Figure 5. Effect of AMPPNP on Specific Binding of MutS

(5A) Equilibrium titration of 30-GT by increasing MutS in the presence of different amounts of AMPPNP, ranging from 0 to 2 mM. The Hill plot representing binding profiles of MutS for 30-GT in the absence and in the presence of 2 mM AMPPNP is shown in the inset. The Hill coefficient decreased from 2.4 to 1.4. (5B) The apparent kinetic association rates of MutS for 30-1ΔT in the absence of AMPPNP (filled circle) and in the presence of 1 mM AMPPNP (open box). The apparent kinetic association rates of mutS-A842E in the absence of AMPPNP (filled triangle) and in the presence of 1 mM AMPPNP (star). (5C) The apparent kinetic dissociation rates of MutS-30-1ΔT complex in the absence and in the presence of 1 mM AMPPNP. (5D) EMSA: Lane 1: 30-ssDNA, Lane 2: 30-1ΔT, Lane 3: 30-1ΔT complexed with 1µM MutS, Lane 4, 30-1ΔT complexed with 1 µM mutS-A842E, (Lane 5~8: with 1 mM AMPPNP) Lane 5: 30-1ΔT, Lane 6: 30-1ΔT complexed with 1µM MutS, Lane 7, 30-1ΔT complexed with 1 µM mutS-A842E, Lane 8: 30-ssDNA.

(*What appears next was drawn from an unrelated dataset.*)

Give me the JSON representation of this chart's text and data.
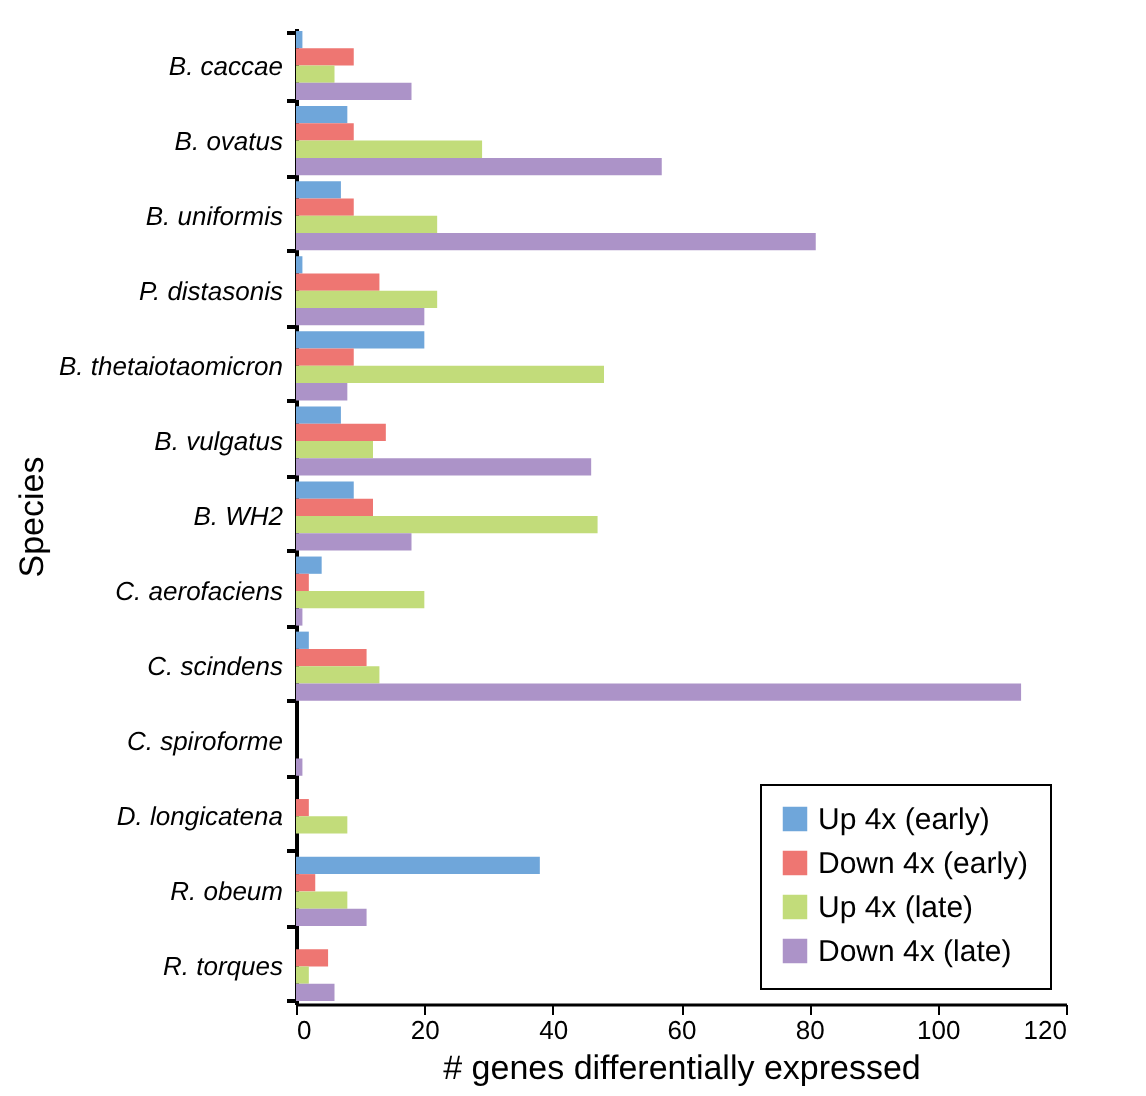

Figure 6. Effect of AMPPNP on Stoichiometric Titration of Heteroduplexes by MutS and mutS-A842E

High concentrations of heteroduplex (600 nM ≈ 10-fold KD) was titrated by increasing concentrations of either MutS or mutS-A842E, a single-point mutation deficient in tetramer formation. The titrations were carried out both in the absence and in the presence of 1mM AMPPNP. The initial linear phase is evident for both sets of titration data, as is the plateau region near the end. A correction term was applied to the slope of the initial data points (MutS ≤ 1000 nM) to calculate the value of stoichiometry of MutS-heteroduplex complex (see Materials and Methods). The stoichiometry of MutS-30-1ΔT was determined to be 3.58 in the absence of nucleotide cofactors, and 3.7 in the presence of 1 mM AMPPNP. Whereas the stoichiometry of mutS-A842E-30-1ΔT was determined to be 2.27 in the absence of nucleotide cofactors, and 2.21 in the presence of 1 mM AMPPNP.